The ending may be the sweetest instance of vigilante justice I've seen on a screen.
( I know a couple of guys. ) It's a happy ending. It dovetails the subversiveness of both the dramatic and the romantic plots perfectly. Wellman couldn't have gotten away with it three years later. I suspect he couldn't have gotten away with most of the movie.

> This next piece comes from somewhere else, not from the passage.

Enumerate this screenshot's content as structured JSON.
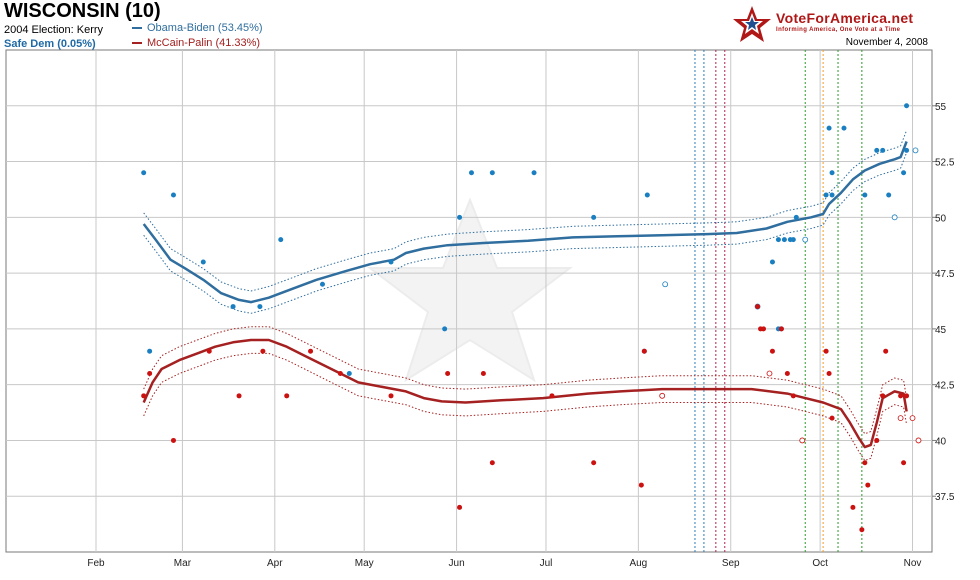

There's so much in this film to talk about, I could be here all night. I don't want to spoil too much of the bravura scene in which Lora confronts the children's incapable mother, in the course of which she roundhouses a boozy, grabby hanger-on and sneaks profanity past the censors solely through delivery, but it's another boost to
Night Nurse's insubordinate credentials: motherhood is certainly not sacred and sometimes a girl doesn't need rescuing. You can also tell the film is pre-Code because the script takes every opportunity for Stanwyck and Blondell to undress in front of one another. At one point they snuggle in bed together. Fine by me. The rest you'll have to see for yourself; it's worth it. I have to sleep, which I hope will prove similarly rewarding. This review sponsored by my fantastic backers at
Patreon.
1.
Okay, I cannot prove that he's Jewish, but he's named Mortie and when he needs to get milk in a hurry, he goes to a kosher delicatessen. He also breaks into said delicatessen, but it's the middle of the night and an emergency and he's out of practice with legitimate trade. I am extremely fond of him. I like to think he ended up like Joseph Linsey.